Castro, whose team shrunk despite the challenges they’re facing, worries about long-term support for the kinds of generational issues they work to solve. 2025 was a banner year, he said, but may have given the impression the work it took to get there had a finite end point.
“(Funders) see a success, they forget that it takes resources to do maintenance on those relationships,” he said.
His team is looking to establish more peacekeepers — people still involved in gangs who can be effective at curbing violence before it happens — in some portions of Back of the Yards and reinforce relationships.

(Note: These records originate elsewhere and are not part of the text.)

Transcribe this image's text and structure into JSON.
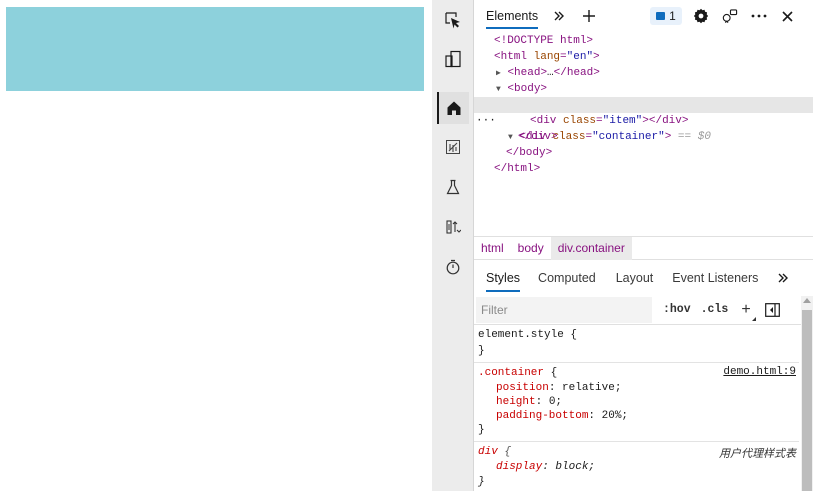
{
  "page": {
    "box_color": "#8dd1dc"
  },
  "activity_bar": {
    "items": [
      {
        "name": "inspect-icon"
      },
      {
        "name": "device-emulation-icon"
      },
      {
        "name": "home-icon"
      },
      {
        "name": "network-icon"
      },
      {
        "name": "experiments-icon"
      },
      {
        "name": "performance-icon"
      },
      {
        "name": "timer-icon"
      }
    ]
  },
  "toolbar": {
    "elements_tab": "Elements",
    "issue_count": "1"
  },
  "dom_tree": {
    "doctype": "<!DOCTYPE html>",
    "html_open_tag": "html",
    "html_attr_name": "lang",
    "html_attr_value": "\"en\"",
    "head_open": "<head>",
    "head_ellipsis": "…",
    "head_close": "</head>",
    "body_open": "<body>",
    "sel_ellipsis": "···",
    "div_tag": "div",
    "div_class_attr": "class",
    "container_value": "\"container\"",
    "sel_suffix": "== $0",
    "item_value": "\"item\"",
    "div_close": "</div>",
    "body_close": "</body>",
    "html_close": "</html>"
  },
  "breadcrumbs": [
    "html",
    "body",
    "div.container"
  ],
  "subtabs": [
    "Styles",
    "Computed",
    "Layout",
    "Event Listeners"
  ],
  "filter": {
    "placeholder": "Filter",
    "hov": ":hov",
    "cls": ".cls",
    "add": "+"
  },
  "styles": {
    "element_style_selector": "element.style {",
    "close_brace": "}",
    "container_selector": ".container",
    "container_source": "demo.html:9",
    "container_props": [
      {
        "name": "position",
        "value": "relative;"
      },
      {
        "name": "height",
        "value": "0;"
      },
      {
        "name": "padding-bottom",
        "value": "20%;"
      }
    ],
    "div_selector": "div",
    "div_source": "用户代理样式表",
    "div_props": [
      {
        "name": "display",
        "value": "block;"
      }
    ]
  }
}
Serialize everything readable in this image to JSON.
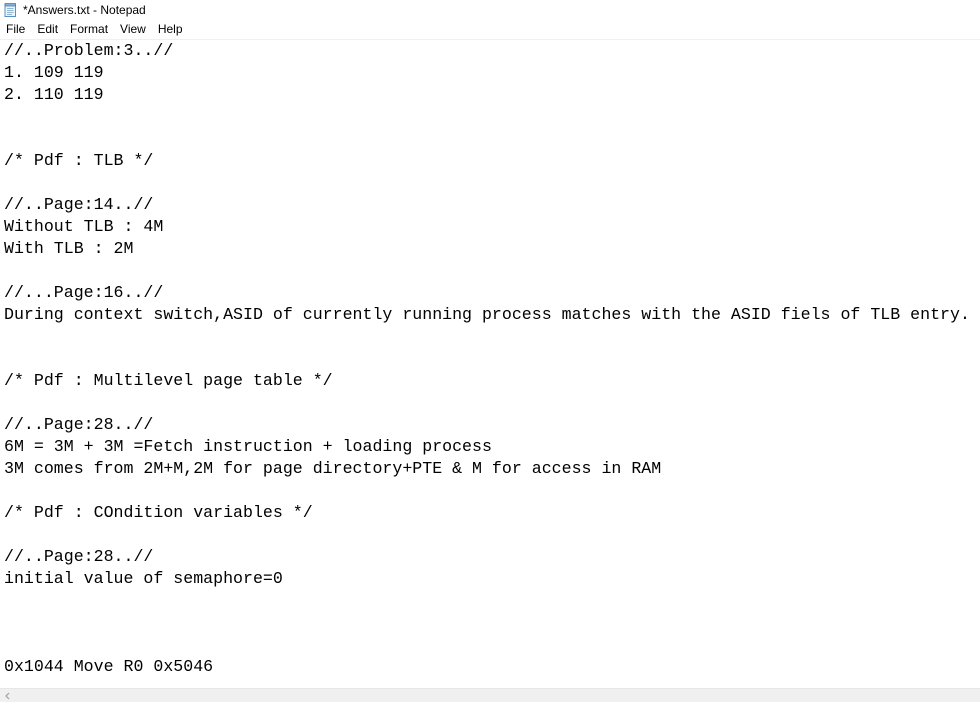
{
  "window": {
    "title": "*Answers.txt - Notepad"
  },
  "menubar": {
    "items": [
      "File",
      "Edit",
      "Format",
      "View",
      "Help"
    ]
  },
  "editor": {
    "lines": [
      "//..Problem:3..//",
      "1. 109 119",
      "2. 110 119",
      "",
      "",
      "/* Pdf : TLB */",
      "",
      "//..Page:14..//",
      "Without TLB : 4M",
      "With TLB : 2M",
      "",
      "//...Page:16..//",
      "During context switch,ASID of currently running process matches with the ASID fiels of TLB entry.",
      "",
      "",
      "/* Pdf : Multilevel page table */",
      "",
      "//..Page:28..//",
      "6M = 3M + 3M =Fetch instruction + loading process",
      "3M comes from 2M+M,2M for page directory+PTE & M for access in RAM",
      "",
      "/* Pdf : COndition variables */",
      "",
      "//..Page:28..//",
      "initial value of semaphore=0",
      "",
      "",
      "",
      "0x1044 Move R0 0x5046"
    ]
  },
  "icons": {
    "app": "notepad-icon",
    "scroll_left": "scroll-left-arrow-icon"
  }
}
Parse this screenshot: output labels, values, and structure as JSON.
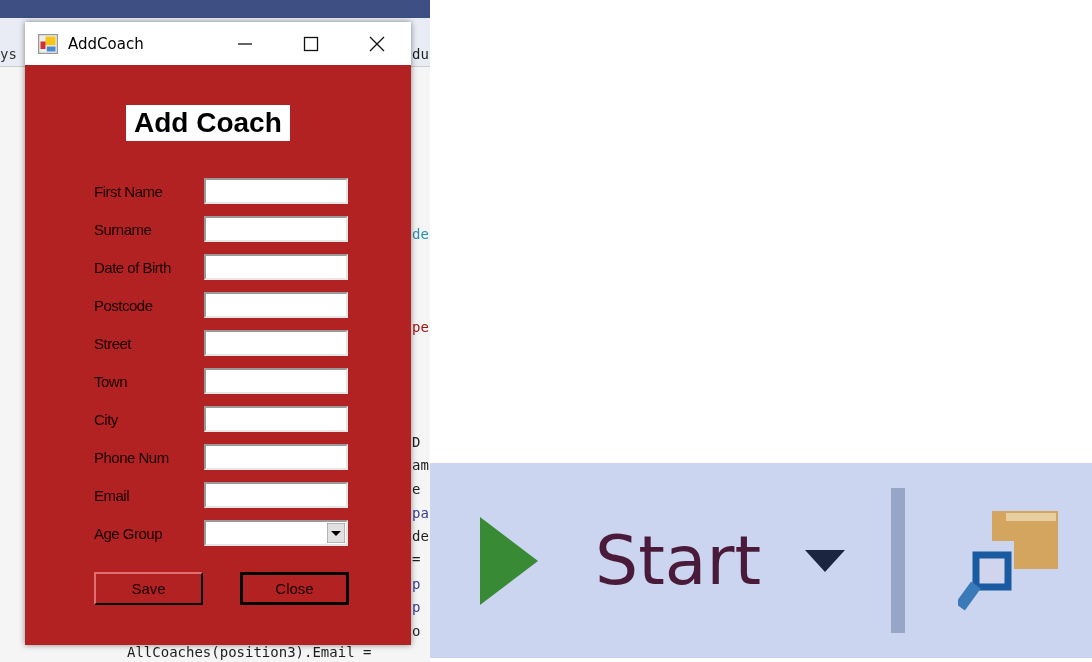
{
  "editor": {
    "left_fragment": "ys",
    "right_fragments": [
      "du",
      "de",
      "pe",
      "D",
      "am",
      "e",
      "pa",
      "de",
      "=",
      "p",
      "p",
      "o"
    ],
    "bottom_line": "AllCoaches(position3).Email ="
  },
  "dialog": {
    "title": "AddCoach",
    "heading": "Add Coach",
    "fields": [
      {
        "label": "First Name",
        "kind": "text"
      },
      {
        "label": "Surname",
        "kind": "text"
      },
      {
        "label": "Date of Birth",
        "kind": "text"
      },
      {
        "label": "Postcode",
        "kind": "text"
      },
      {
        "label": "Street",
        "kind": "text"
      },
      {
        "label": "Town",
        "kind": "text"
      },
      {
        "label": "City",
        "kind": "text"
      },
      {
        "label": "Phone Num",
        "kind": "text"
      },
      {
        "label": "Email",
        "kind": "text"
      },
      {
        "label": "Age Group",
        "kind": "dropdown"
      }
    ],
    "buttons": [
      {
        "label": "Save",
        "focused": false
      },
      {
        "label": "Close",
        "focused": true
      }
    ]
  },
  "toolbar": {
    "start_label": "Start"
  }
}
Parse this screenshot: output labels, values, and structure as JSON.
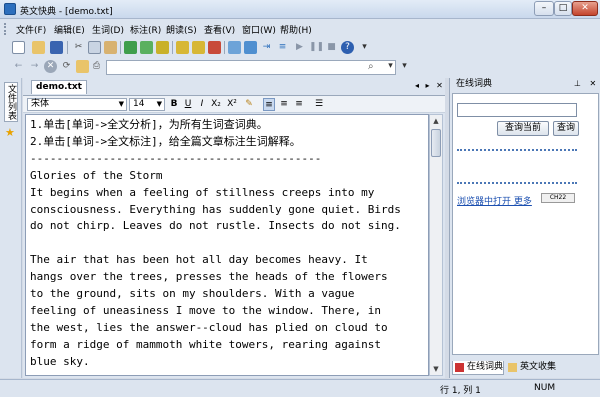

They’re hopeful that over time, those additions will chip away at violent cycles of retaliation.
Chicago, Cook County and Illinois have made big bets in recent years to expand civilian-based violence prevention work like street outreach and case management, behavioral health services, employment and educational opportunities.
Papachristos, a principal researcher for the city’s premier intervention initiative, known as SC2, noted it will take time to see that work pay off in full. And there will always be flare-ups and unexpected new factors, he continued.
The question in the long run, he said, is how to make sure 2025’s numbers become the new ceiling for violent crime in Chicago, “so that when we have a bad year, we quickly recover.”